The longer-term consequences, though, could be more serious. In addition to losing an important mechanism for building trust between increasingly antagonistic states, some experts speculate that those opposed to the existing arms control regime will use withdrawal from the Open Skies treaty to justify calls for an exit from New START—on the grounds that New START verification will be hindered without the intelligence gathered via Open Skies.

At a December 2015 Congressional hearing on Russia’s INF violations, Oklahoma representative (now NASA administrator) Jim Bridenstine tried to pin down then under secretary of state for arms control Rose Gottemoeller on the threat posed by Russian overflights and continued US support for the treaty. Gottemoeller’s understated parry: “It is important again to bear in mind the importance that our allies and partners place upon this treaty, and to make a good calculation of what particular risks predictability and openness have for our national security. We judge that this treaty does not pose such risks to our national security.”

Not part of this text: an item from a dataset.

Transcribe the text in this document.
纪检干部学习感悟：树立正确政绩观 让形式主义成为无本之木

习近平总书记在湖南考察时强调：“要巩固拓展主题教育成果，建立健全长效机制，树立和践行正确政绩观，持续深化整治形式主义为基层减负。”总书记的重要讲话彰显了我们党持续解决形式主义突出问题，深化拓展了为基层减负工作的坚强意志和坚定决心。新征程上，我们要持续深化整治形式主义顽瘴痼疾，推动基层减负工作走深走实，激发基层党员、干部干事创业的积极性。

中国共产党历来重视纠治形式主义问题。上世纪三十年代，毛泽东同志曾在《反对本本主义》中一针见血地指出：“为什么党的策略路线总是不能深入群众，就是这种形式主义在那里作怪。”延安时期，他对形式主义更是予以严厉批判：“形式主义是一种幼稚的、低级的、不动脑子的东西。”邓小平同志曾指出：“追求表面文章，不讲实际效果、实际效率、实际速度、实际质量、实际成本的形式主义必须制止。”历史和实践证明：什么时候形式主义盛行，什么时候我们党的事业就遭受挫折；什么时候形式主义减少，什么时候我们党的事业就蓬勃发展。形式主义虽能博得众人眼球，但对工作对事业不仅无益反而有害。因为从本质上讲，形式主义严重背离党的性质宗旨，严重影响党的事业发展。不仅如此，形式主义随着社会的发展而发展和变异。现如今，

As Graef and Kütt demonstrate, the United States has never taken full advantage of its potential flights. The treaty allows up to 42 US observation flights over other countries each year—it has always flown fewer than half of them. But, remarkably, in the months since withdrawal became more probable, the US has actually scheduled more flights under the treaty than ever before. The Covid-19 pandemic has forced a temporary halt to Open Skies mission, but Vayl Oxford, director of the Defense Threat Reduction Agency, told the House Armed Services Committee in February that the strategic value of every mission had been increased, and that if all 21 proposed missions this year are flown, “It’d be the busiest Open Skies season ever.”